O amor a partir da experiência humana
A história de Maria e José é uma profunda «história de amor entre a humanidade», que demonstra como o afeto e o compromisso podem florescer mesmo em meio às dificuldades da pobreza. As narrativas bíblicas não os situam em um contexto econômico de palácios ou círculos sociais proeminentes.
Embora sua genealogia trace uma linhagem através de reis majestosos e rostos comuns, sua realidade vital foi humilde: José era um dedicado tektōn (um mestre construtor especialista em carpintaria e alvenaria), e Maria era uma mulher de profunda piedade e santidade proveniente da classe trabalhadora. Deus dispôs que este amor modesto fosse o canal para o nascimento do menino pobre de Belém.
O presépio e a crise econômica humana
Jesus nasceu em uma situação profundamente humana, em um clima político agitado, onde Maria e José eram meros súditos do Império Romano. Sua viagem a Belém foi uma migração forçada com fins tributários imperiais; mesmo no ventre materno, Jesus sentiu as tensões e os temores dessa perigosa viagem.
Hoje sofremos uma crise econômica da qual ansiamos escapar. Questionamos as decisões políticas de uns poucos que impõem cargas sociais alimentadas por práticas corruptas de uma liderança falha que priva os pobres de direitos. Estas realidades exigem nossa ação urgente: o aumento vertiginoso dos alimentos, os aluguéis opressivos, as exorbitantes tarifas hospitalares e educativas.
Somos testemunhas do estilo de vida escandaloso da elite política e empresarial — o 1% que se beneficia de um sistema de pobreza — enquanto o 99% continua sofrendo. Jesus foi um desse 99%, nascido na tragédia econômica de seu tempo. A «realidade de Belém» continua sendo desconcertante: um Salvador nascido em um refúgio de animais, o único quarto disponível para uma família migrante.
O ambiente de tranquilidade
A «Noite Santa» pinta a imagem de uma estrela que brilha sobre uma aldeia ocupada. Esta ironia do contraste persiste hoje; as «grandes estrelas» do poder global frequentemente se convertem em figuras de opressão, falando de paz enquanto travam guerras inventadas.

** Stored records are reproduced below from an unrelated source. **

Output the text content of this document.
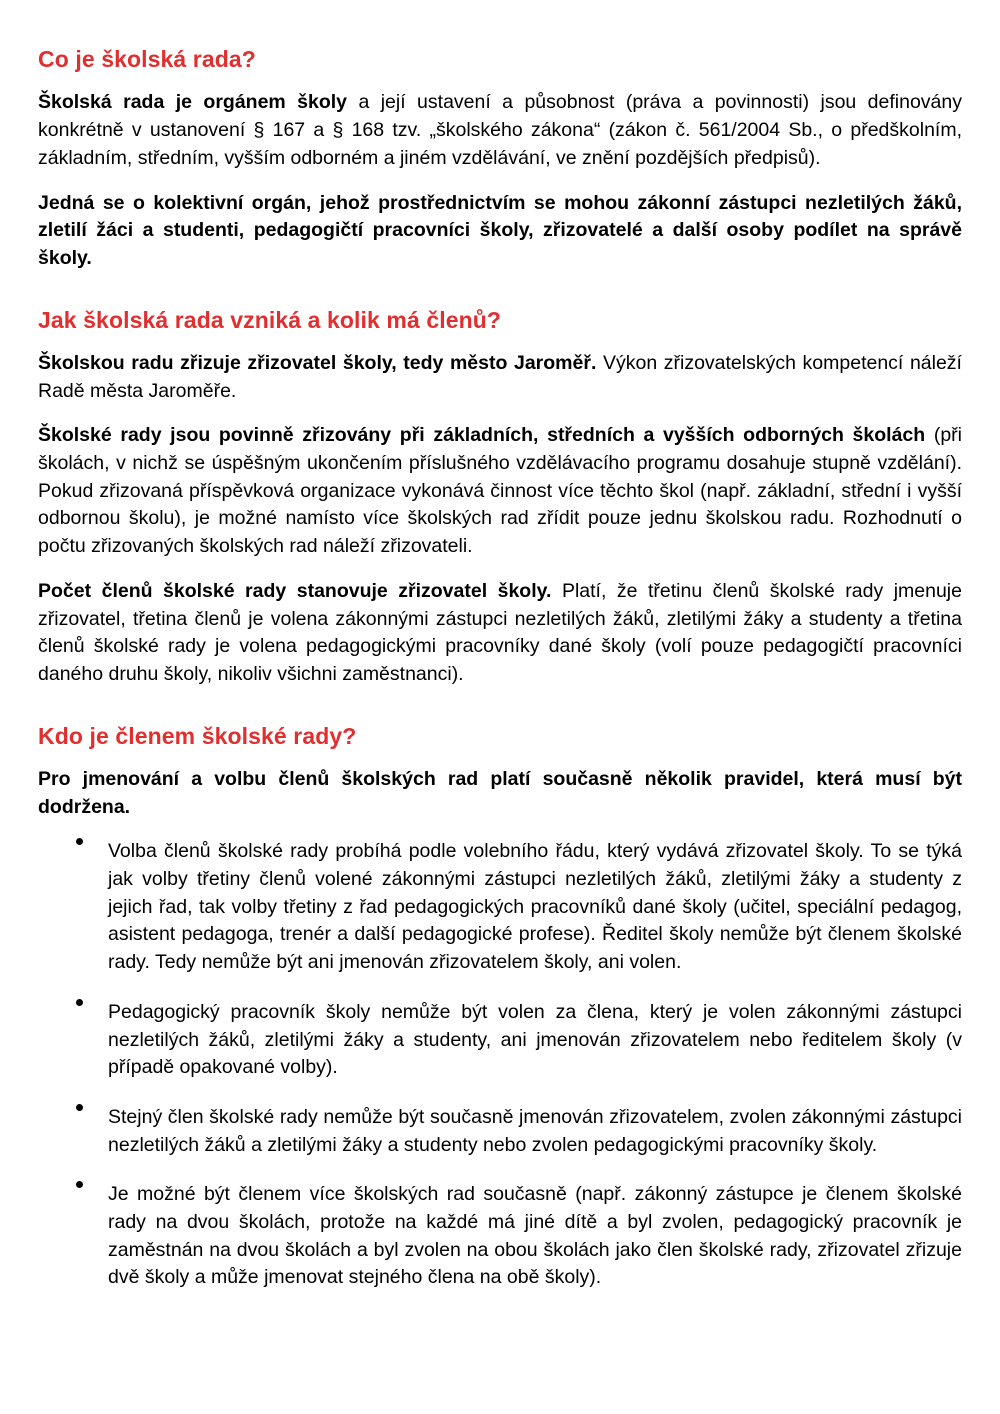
Co je školská rada?

Školská rada je orgánem školy a její ustavení a působnost (práva a povinnosti) jsou definovány konkrétně v ustanovení § 167 a § 168 tzv. „školského zákona“ (zákon č. 561/2004 Sb., o předškolním, základním, středním, vyšším odborném a jiném vzdělávání, ve znění pozdějších předpisů).

Jedná se o kolektivní orgán, jehož prostřednictvím se mohou zákonní zástupci nezletilých žáků, zletilí žáci a studenti, pedagogičtí pracovníci školy, zřizovatelé a další osoby podílet na správě školy.

Jak školská rada vzniká a kolik má členů?

Školskou radu zřizuje zřizovatel školy, tedy město Jaroměř. Výkon zřizovatelských kompetencí náleží Radě města Jaroměře.

Školské rady jsou povinně zřizovány při základních, středních a vyšších odborných školách (při školách, v nichž se úspěšným ukončením příslušného vzdělávacího programu dosahuje stupně vzdělání). Pokud zřizovaná příspěvková organizace vykonává činnost více těchto škol (např. základní, střední i vyšší odbornou školu), je možné namísto více školských rad zřídit pouze jednu školskou radu. Rozhodnutí o počtu zřizovaných školských rad náleží zřizovateli.

Počet členů školské rady stanovuje zřizovatel školy. Platí, že třetinu členů školské rady jmenuje zřizovatel, třetina členů je volena zákonnými zástupci nezletilých žáků, zletilými žáky a studenty a třetina členů školské rady je volena pedagogickými pracovníky dané školy (volí pouze pedagogičtí pracovníci daného druhu školy, nikoliv všichni zaměstnanci).

Kdo je členem školské rady?

Pro jmenování a volbu členů školských rad platí současně několik pravidel, která musí být dodržena.

Volba členů školské rady probíhá podle volebního řádu, který vydává zřizovatel školy. To se týká jak volby třetiny členů volené zákonnými zástupci nezletilých žáků, zletilými žáky a studenty z jejich řad, tak volby třetiny z řad pedagogických pracovníků dané školy (učitel, speciální pedagog, asistent pedagoga, trenér a další pedagogické profese). Ředitel školy nemůže být členem školské rady. Tedy nemůže být ani jmenován zřizovatelem školy, ani volen.
Pedagogický pracovník školy nemůže být volen za člena, který je volen zákonnými zástupci nezletilých žáků, zletilými žáky a studenty, ani jmenován zřizovatelem nebo ředitelem školy (v případě opakované volby).
Stejný člen školské rady nemůže být současně jmenován zřizovatelem, zvolen zákonnými zástupci nezletilých žáků a zletilými žáky a studenty nebo zvolen pedagogickými pracovníky školy.
Je možné být členem více školských rad současně (např. zákonný zástupce je členem školské rady na dvou školách, protože na každé má jiné dítě a byl zvolen, pedagogický pracovník je zaměstnán na dvou školách a byl zvolen na obou školách jako člen školské rady, zřizovatel zřizuje dvě školy a může jmenovat stejného člena na obě školy).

Em vez de aproveitar oportunidades para uma verdadeira reconciliação, a guerra continua sendo a linguagem principal da diplomacia global. Como «pequenas estrelas», somos chamados a emitir raios de paz genuína e não a contribuir para a indiferença. Enquanto algumas nações evadem o chamado à tranquilidade, devemos exigir uma paz justa e duradoura, a mesma que anuncia o nascimento do Messias.
Um desafio para servir
Este novo ano nos apresenta um desafio de solidariedade. Convida-nos a tornar relevante a encarnação de Jesus adotando uma atitude transformadora, servindo aos necessitados ali onde nossa consciência e nossa fé nos chamem a atuar.